When Saturday rolled around, the outlook on this particular plan became less certain; not only was the venue not what I had originally thought it to be (I had thought it was at the ever-familiar Porte-de-Versailles, whereas it was actually at the Paris Event Center, the new venue was out in the 19th arrondissement, otherwise known as one of the zones urbaines sensibles, or shithole-where-cars-may-or-may-not-be-periodically-burnt).
And we’d be going at night, presumably drinking, and then coming back.

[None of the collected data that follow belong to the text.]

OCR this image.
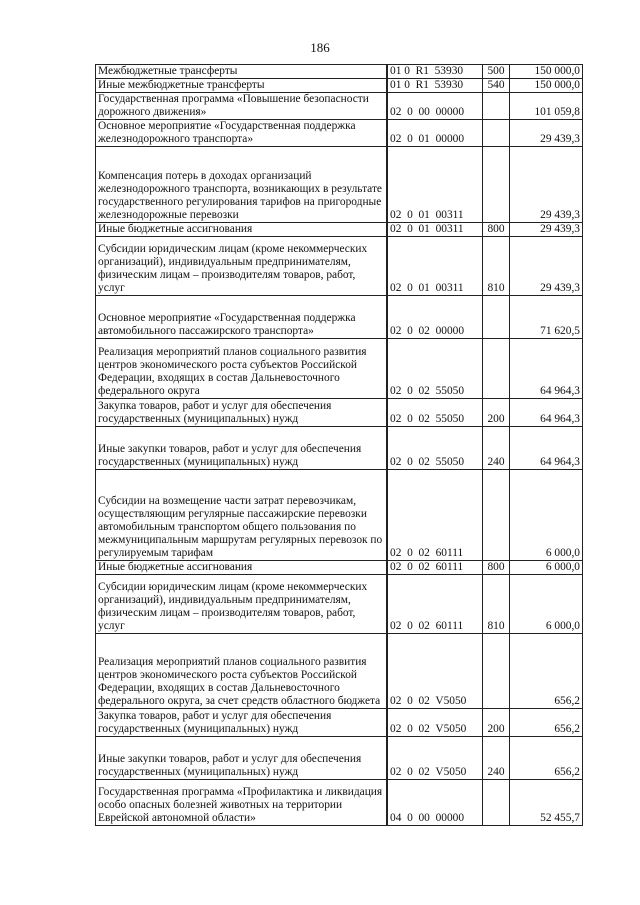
186
Межбюджетные трансферты	01 0  R1  53930	500	150 000,0
Иные межбюджетные трансферты	01 0  R1  53930	540	150 000,0
Государственная программа «Повышение безопасности дорожного движения»	02  0  00  00000		101 059,8
Основное мероприятие «Государственная поддержка железнодорожного транспорта»	02  0  01  00000		29 439,3
Компенсация потерь в доходах организаций железнодорожного транспорта, возникающих в результате государственного регулирования тарифов на пригородные железнодорожные перевозки	02  0  01  00311		29 439,3
Иные бюджетные ассигнования	02  0  01  00311	800	29 439,3
Субсидии юридическим лицам (кроме некоммерческих организаций), индивидуальным предпринимателям, физическим лицам – производителям товаров, работ, услуг	02  0  01  00311	810	29 439,3
Основное мероприятие «Государственная поддержка автомобильного пассажирского транспорта»	02  0  02  00000		71 620,5
Реализация мероприятий планов социального развития центров экономического роста субъектов Российской Федерации, входящих в состав Дальневосточного федерального округа	02  0  02  55050		64 964,3
Закупка товаров, работ и услуг для обеспечения государственных (муниципальных) нужд	02  0  02  55050	200	64 964,3
Иные закупки товаров, работ и услуг для обеспечения государственных (муниципальных) нужд	02  0  02  55050	240	64 964,3
Субсидии на возмещение части затрат перевозчикам, осуществляющим регулярные пассажирские перевозки автомобильным транспортом общего пользования по межмуниципальным маршрутам регулярных перевозок по регулируемым тарифам	02  0  02  60111		6 000,0
Иные бюджетные ассигнования	02  0  02  60111	800	6 000,0
Субсидии юридическим лицам (кроме некоммерческих организаций), индивидуальным предпринимателям, физическим лицам – производителям товаров, работ, услуг	02  0  02  60111	810	6 000,0
Реализация мероприятий планов социального развития центров экономического роста субъектов Российской Федерации, входящих в состав Дальневосточного федерального округа, за счет средств областного бюджета	02  0  02  V5050		656,2
Закупка товаров, работ и услуг для обеспечения государственных (муниципальных) нужд	02  0  02  V5050	200	656,2
Иные закупки товаров, работ и услуг для обеспечения государственных (муниципальных) нужд	02  0  02  V5050	240	656,2
Государственная программа «Профилактика и ликвидация особо опасных болезней животных на территории Еврейской автономной области»	04  0  00  00000		52 455,7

Our journey out to Porte de la Villete was mercifully uneventful, with the exception of a too-full métro and the weirdly clingy couple that we thought might have just been strange or drunk until they both cooed as the woman flashed the heroin cooking kit that was lurking in her bag.
We found ourselves among small groups of frat-looking types sporting lederhosen and the alpine hats (the name escapes me at the moment), and we were more than a little surprised when we actually walked around the convention center and to an admittedly very large (if a bit sad-looking) tent that was to be the place of revelry.
The beer was good (Paulaner Oktoberfest, which apparently tastes even better when it hasn’t been thrown in a container, sent across the ocean, stuck in a warehouse, and then put on trucks for delivery to one’s local grocer), the pretzels were a) huge and b) strangely tasty (it was a pretzel: since when do those taste so damn good?), but the music was LOUD (one expects an oompah band, but not a fully miced ten-piece kinda-rock-band) and we were less sure about the rest of the food (meat, potatoes, beer, repeat), so we quaffed our brews, laughed at the overly emotional reaction to a badly-sung version of Que sera, sera, and then hoofed it the hell back to our ‘hood, where Asian food and a cheap-but-really-good (thanks, guy at Nicolas that I loathe talking to) bottle of champagne were procured.
And that, kids, is why Saturdays are reserved for large meals and booze at home.